Member of Legislative Council, Karnataka
- Incumbent
- Assumed office 2016
- Preceded by: Veerkumar Appaso Patil (INC)

Chairman, Karnataka Milk Federation, Belgaum
- Incumbent
- Assumed office 2014

Chairman, Mahakali educational charitable society
- Incumbent
- Assumed office 1978

Chairman, Phoenix Public School
- Incumbent
- Assumed office 1988

Personal details
- Born: 16 June 1958 (age 67) Solapur, India
- Party: Independent
- Relations: Pranay Vivek Patil (son) Amarsinh Vasantrao Patil (Brother)
- Parent: V.L. Patil (father);
- Alma mater: St.

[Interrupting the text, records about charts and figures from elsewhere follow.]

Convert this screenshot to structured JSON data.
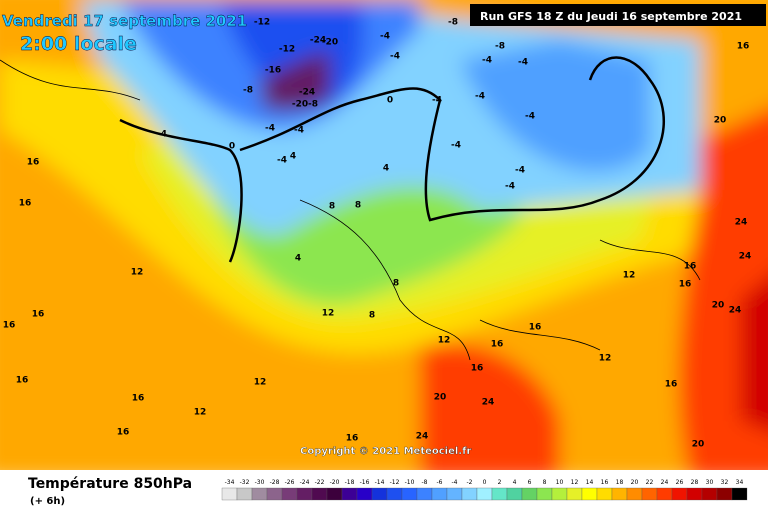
{
  "header": {
    "date": "Vendredi 17 septembre 2021",
    "time": "2:00 locale",
    "run": "Run GFS 18 Z du Jeudi 16 septembre 2021"
  },
  "copyright": "Copyright © 2021 Meteociel.fr",
  "legend": {
    "title": "Température 850hPa",
    "lead": "(+ 6h)",
    "scale": [
      {
        "value": -34,
        "color": "#e8e8e8"
      },
      {
        "value": -32,
        "color": "#c8c8c8"
      },
      {
        "value": -30,
        "color": "#a08ca0"
      },
      {
        "value": -28,
        "color": "#8c648c"
      },
      {
        "value": -26,
        "color": "#783c78"
      },
      {
        "value": -24,
        "color": "#641e64"
      },
      {
        "value": -22,
        "color": "#500a50"
      },
      {
        "value": -20,
        "color": "#3c003c"
      },
      {
        "value": -18,
        "color": "#3c0096"
      },
      {
        "value": -16,
        "color": "#2800c8"
      },
      {
        "value": -14,
        "color": "#1432dc"
      },
      {
        "value": -12,
        "color": "#1e50f0"
      },
      {
        "value": -10,
        "color": "#2864ff"
      },
      {
        "value": -8,
        "color": "#3c82ff"
      },
      {
        "value": -6,
        "color": "#50a0ff"
      },
      {
        "value": -4,
        "color": "#64b4ff"
      },
      {
        "value": -2,
        "color": "#82d2ff"
      },
      {
        "value": 0,
        "color": "#a0f0ff"
      },
      {
        "value": 2,
        "color": "#64e6c8"
      },
      {
        "value": 4,
        "color": "#50d2a0"
      },
      {
        "value": 6,
        "color": "#64d264"
      },
      {
        "value": 8,
        "color": "#8ce650"
      },
      {
        "value": 10,
        "color": "#b4f03c"
      },
      {
        "value": 12,
        "color": "#e6f028"
      },
      {
        "value": 14,
        "color": "#ffff00"
      },
      {
        "value": 16,
        "color": "#ffdc00"
      },
      {
        "value": 18,
        "color": "#ffb400"
      },
      {
        "value": 20,
        "color": "#ff8c00"
      },
      {
        "value": 22,
        "color": "#ff6400"
      },
      {
        "value": 24,
        "color": "#ff3c00"
      },
      {
        "value": 26,
        "color": "#f01400"
      },
      {
        "value": 28,
        "color": "#d20000"
      },
      {
        "value": 30,
        "color": "#b40000"
      },
      {
        "value": 32,
        "color": "#8c0000"
      },
      {
        "value": 34,
        "color": "#000000"
      }
    ]
  },
  "map_labels": [
    "-12",
    "-24",
    "-20",
    "-12",
    "-16",
    "-8",
    "-24",
    "-20",
    "-8",
    "-4",
    "-4",
    "0",
    "-4",
    "-4",
    "4",
    "-4",
    "-4",
    "-8",
    "-8",
    "-4",
    "-4",
    "0",
    "-4",
    "-4",
    "-4",
    "-4",
    "-4",
    "-4",
    "4",
    "8",
    "8",
    "4",
    "8",
    "16",
    "16",
    "12",
    "12",
    "8",
    "12",
    "16",
    "12",
    "12",
    "16",
    "16",
    "20",
    "24",
    "24",
    "12",
    "12",
    "16",
    "16",
    "16",
    "16",
    "20",
    "24",
    "24",
    "20",
    "24",
    "20",
    "16",
    "16",
    "16",
    "16",
    "16",
    "16"
  ]
}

Peters school, Panchgani

= Vivekrao Vasanthrao Patil =

Indian politician, educator, author and industrialist

Vivekrao Vasanthrao Patil (born 1958) is an Indian politician, educator, author and industrialist. Born in Solapur, he is the son of V.L. Patil, a politician and freedom fighter. Vivekrao is the Indian politician. He completed his MBA from Chatrapati Shivaji University, Kolhapur.

He is an elected member of the legislative council and was elected independently with a record victory margin that was the highest in the state since independence. He was elected director of the Karnataka Milk Federation and then elected as the chairman. Vivekrao is a member of the Belgaum Chamber of Commerce, a chairman of the Raibag Sugar Factory and a chairman of the Belgaum District Co-operative bank. He is a Political Strongman in the state.

He runs a chain of over 50 educational institutions in Karnataka, Maharashtra and Goa.

He is a writer and among other things has written several novels. One of them, Dawn to Dust, was a best selling romantic tragedy novel in Europe and India. A Bollywood movie (Dhadkan) was based on it.